D. Con l’inflazione e il debito pubblico che galoppano come siamo messi nell’eurozona?
R. L’area dell’euro, nel suo complesso, sta uscendo un po’ più rapidamente dalla crisi pandemica di quanto non lo stia facendo l’Italia. Se l’Italia è cresciuta di più nel 2021 è solo perché nel caso italiano il tonfo del 2020 è stato assai più pesante. Mi permetto di osservare che nel 2022, secondo le previsioni della Commissione, solo sei su 27 dei paesi dell’Unione avranno un rapporto debito/prodotto superiore al 100% e solo due (Italia e Grecia) pari o superiore al 150%. Possiamo pure contare sul fatto che un po’ di inflazione solitamente fa bene ai debitori ma prima o poi quella stessa inflazione ce la ritroveremo nei tassi di interesse. E non sarà piacevole.
D. Alternative?
R. Personalmente credo che sarebbe stato più saggio limitare la quota di fondi europei presi a prestito (così come hanno fatto molti altri paesi). Purtroppo, la Commissione Europea al momento opportuno ha dimenticato una delle più importanti regole di comportamento di un banchiere che in inglese suona così: «the prudent banker says: think twice» («il banchiere prudente dice: pensaci due volte», ndr).

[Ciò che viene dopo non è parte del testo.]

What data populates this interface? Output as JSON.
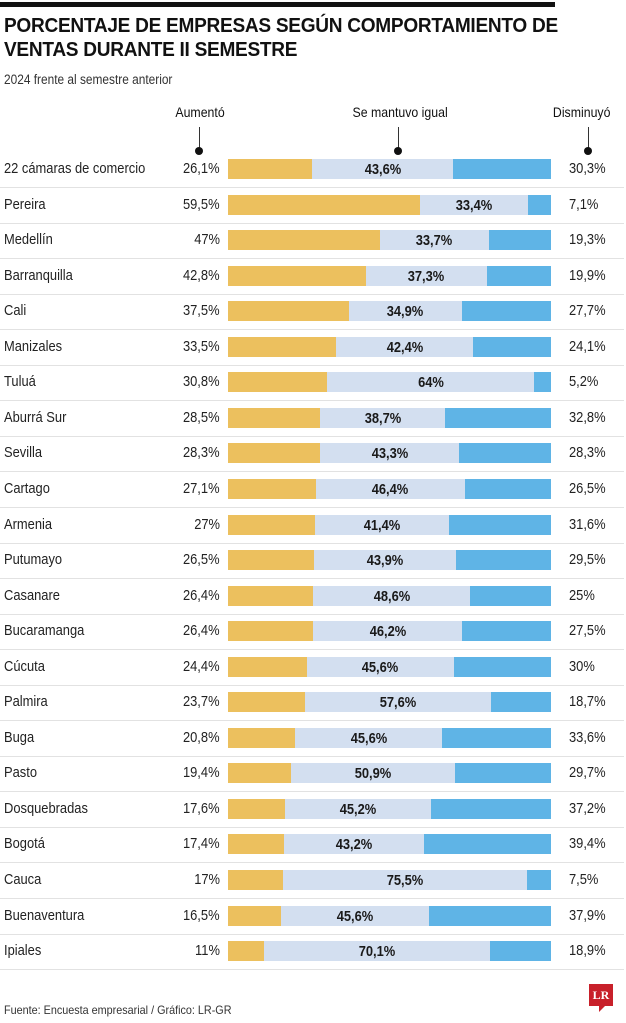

D. A queste condizioni, cosa dobbiamo aspettarci dalla prossima legge di bilancio?
R. Vedremo, innanzitutto, quali saranno i numeri e le indicazioni del Documento di Economia e Finanza. Vedremo anche in quali termini le riforme ancora da completare saranno effettivamente completate. E vedremo anche, nei prossimi mesi, quali saranno gli esiti delle tensioni all’interno della maggioranza e delle forze politiche, tensioni che potrebbero essere acuite dai referendum del prossimo maggio. Aggiungo che la prossima sessione di bilancio cadrà in un periodo in cui il voto anticipato potrebbe non essere impossibile. Direi che, con queste premesse, sarebbe saggio rinviare ogni previsione sulla legge di bilancio.